“WALL·E”
Rating: ****
The word, wondrous was invented for movies like WALL·E, which is more than perfectly fitting for a movie all about wonder and curiosity. Many great Pixar movies from the Toy Story movies to Ratatouille have presented the trait of inquisitiveness as a virtue (though often resulting in a perilous but valuable journey) and in this film, it now becomes the key central subject. Exploring that subject through the eyes of a robot, the Pixar animators now stake their mark of visual splendor in the sci-fi genre.
Telling a good story is something the Pixar folks have never lost sight of and it is all the more remarkable here that it is done with so little dialogue. The first third of this movie is just a masterpiece of pure visual character-driven storytelling as we meet WALL·E (a Waste Allocation Load Lifter, Earth-class) who is apparently left all alone on earth compacting and piling trash. He also has that little quality called curiosity as he has collected various items from the garbage from Christmas lights to a video tape of his favorite musical, Hello, Dolly! in his little home that is just an old storage place. At night, he “sleeps” by taking off his wheels and resting and lowering his head into his cubical body.
WALL·E’s only companion on earth so far has been a small cockroach but his rather lonely routine changes when he follows a red beacon that leads him to the site of a docking spaceship (which he barely avoids getting crushed by via vigorously digging his way into the ground). Out of the spaceship comes another robot, EVE (an Extra-terrestrial Vegetation Evaluator) who is looking around for any signs of plant life. WALL·E is instantly smitten with her though she unfortunately has the tendency to shoot her laser first before asking questions. But after EVE bonds with WALL·E’s pet cockroach, he is finally able to introduce himself to her and show Hello, Dolly! to her (from which he desperately gets a longing to hold hands just like Michael Crawford holds Marianne McAndrew’s).
After he placed fish into a touching father-son adventure in Finding Nemo, it does not come as a huge surprise that director Andrew Stanton, with his co-writer, Jim Reardon, effortlessly brings such tangible human emotions to these animated robotic beings so that the above story description can even be written. Just WALL·E’s eyes alone seem to carry all the emotions the character expresses from joy and awe to loneliness and tears. When EVE then enters the picture and he eventually turns her narrowing digital eyes to rounder, loving ones, forget all the recent, inane live-action romantic comedies you have seen. This film, with Thomas Newman’s subtly mesmerizing score and simply a series of electronic purrs and one-word dialogue exchanges between WALL·E and EVE (voiced by Ben Burtt and Elissa Knight, respectively), becomes one of the most delightful love stories I have seen in at least the last five years. I will certainly have to watch the movie again (and I will, maybe even with the sound off) to closely see all the crisp visual details that convince that WALL·E is a he and EVE is a beautiful-looking robot.
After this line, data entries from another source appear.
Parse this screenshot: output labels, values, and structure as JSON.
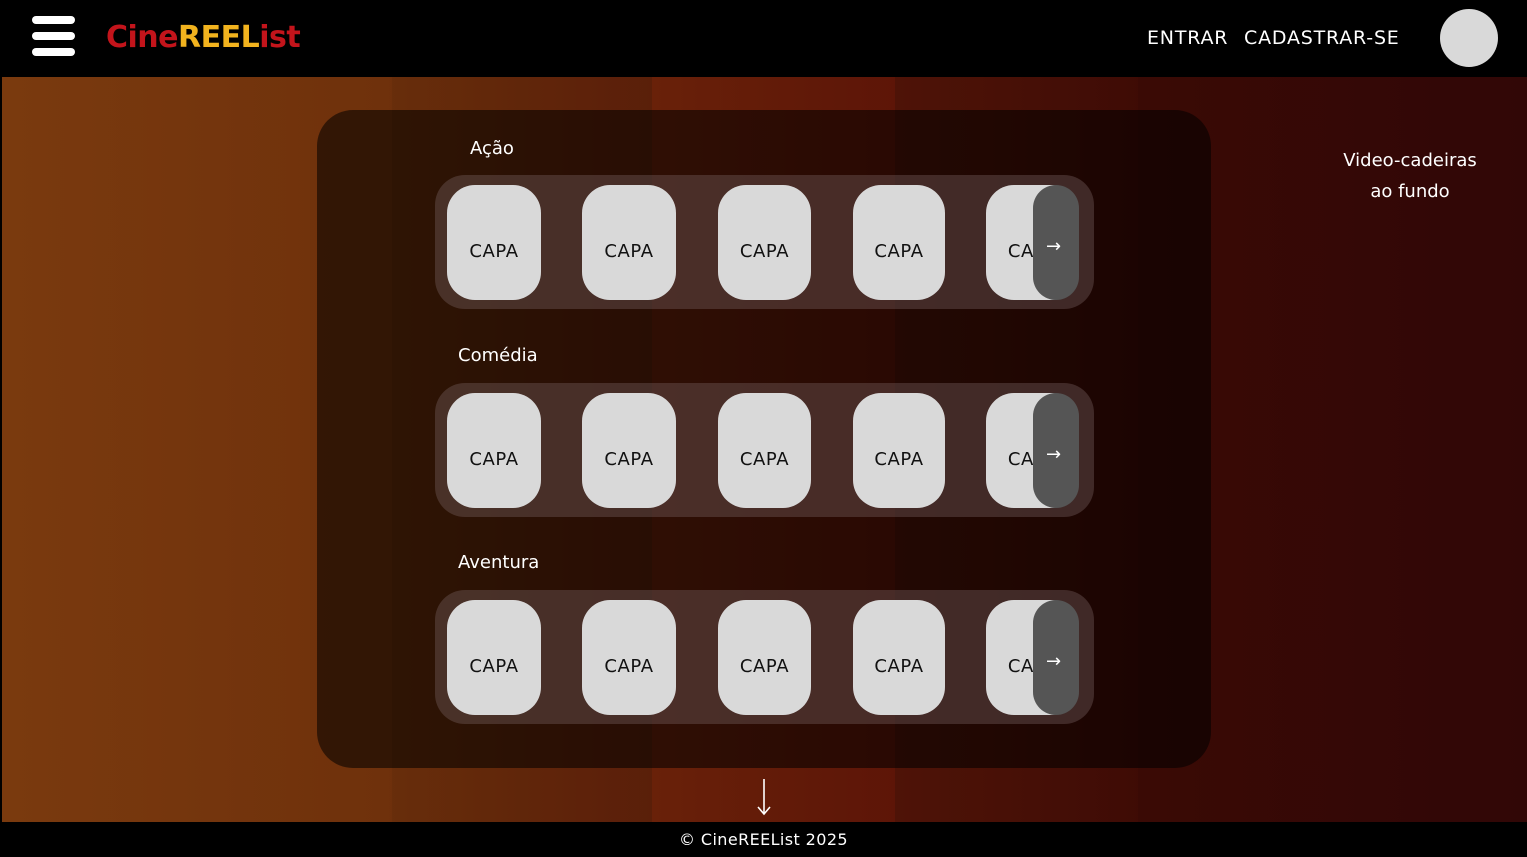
{
  "header": {
    "logo": {
      "part1": "Cine",
      "part2": "REEL",
      "part3": "ist"
    },
    "nav": {
      "login": "ENTRAR",
      "signup": "CADASTRAR-SE"
    }
  },
  "background": {
    "note_line1": "Video-cadeiras",
    "note_line2": "ao fundo"
  },
  "sections": [
    {
      "title": "Ação",
      "cards": [
        "CAPA",
        "CAPA",
        "CAPA",
        "CAPA",
        "CAPA"
      ],
      "next_icon": "→"
    },
    {
      "title": "Comédia",
      "cards": [
        "CAPA",
        "CAPA",
        "CAPA",
        "CAPA",
        "CAPA"
      ],
      "next_icon": "→"
    },
    {
      "title": "Aventura",
      "cards": [
        "CAPA",
        "CAPA",
        "CAPA",
        "CAPA",
        "CAPA"
      ],
      "next_icon": "→"
    }
  ],
  "icons": {
    "menu": "hamburger-menu-icon",
    "user": "user-avatar-icon",
    "scroll": "arrow-down-icon",
    "next": "arrow-right-icon"
  },
  "colors": {
    "logo_red": "#c3141b",
    "logo_yellow": "#f2b31e",
    "card": "#d9d9d9",
    "arrow_button": "#555555"
  },
  "footer": {
    "text": "© CineREEList 2025"
  }
}
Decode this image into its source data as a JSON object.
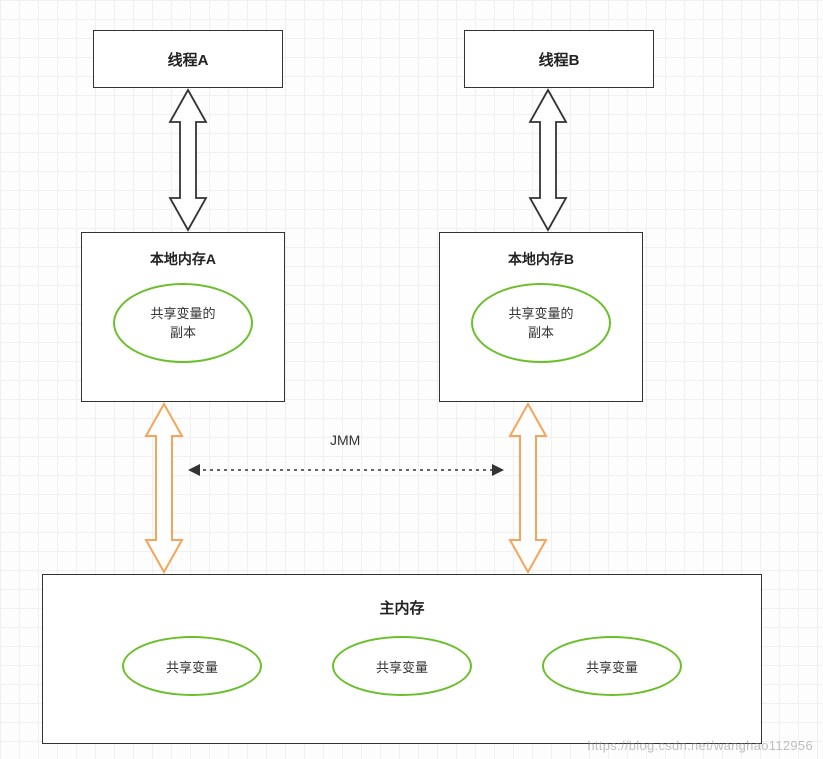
{
  "threadA": {
    "title": "线程A"
  },
  "threadB": {
    "title": "线程B"
  },
  "localMemA": {
    "title": "本地内存A",
    "ellipse_line1": "共享变量的",
    "ellipse_line2": "副本"
  },
  "localMemB": {
    "title": "本地内存B",
    "ellipse_line1": "共享变量的",
    "ellipse_line2": "副本"
  },
  "jmm_label": "JMM",
  "mainMem": {
    "title": "主内存",
    "shared1": "共享变量",
    "shared2": "共享变量",
    "shared3": "共享变量"
  },
  "watermark": "https://blog.csdn.net/wanghao112956"
}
Amidst all this, through a series of complications that I will leave you to discover, a plot finally takes shape after WALL·E stows away on a rocket that lands on a gigantic spaceship inhabited by humans. We learn that Earth has been abandoned for 700 years and that the low-gravity atmosphere inside has turned people into fat and lazy beings who ride around in vehicles resembling large shopping carts, avoid any human contact and stare blankly at their monitors spoon-feeding information everyday. The ship’s captain (Jeff Garlin) is not even properly manning his ship because everything is being controlled by artificially intelligent robots. Everything changes, however, when the captain himself starts to relearn about this long-lost planet called Earth and WALL·E and EVE must aid him to revive the human race.
At this point, I realize that I have grown so enchanted with the story and the visual invention that I forgot to mention that this is supposed to be a family film, too. It is just that it is a family film made with the imagination of a true dreamer and the patience of a skilled storyteller. What is most ennobling is the way Stanton and the animators refuse to cater to the ADD-styled mindset of children these days and really challenge and engage the young viewers with bigger and even starker ideas. And the movie, besides being a moving love story between robots as aforementioned, presents a highly effective cautionary warning not only for children but also for adults on not letting the world reach the state where an apathetic consumerist culture has turned Earth into just a big dump site and the humans have become a slothful culture (although I guess the WALL·E tie-in toys will probably sell big time).
While digital animation has now become so commercially ingrained that the other studios have produced more mediocre efforts, the original innovators that are Pixar have continued to provide great family films that entertain children as well as adults into tapping into their own childhood selves. Then there was last year’s Ratatouille, which showed Pixar's curiosity to transcend the label of “a family film” and explore more mature themes. Now, by even following the great tradition of classical science fiction of creating fantastical worlds to comment on the human condition, WALL·E brings into focus what all the previous Pixar movies have hinted at within their stories and the animators' invention: that curiosity must remain an unalienable human trait because, without it, we will lose our ability to look beyond ourselves like WALL·E does.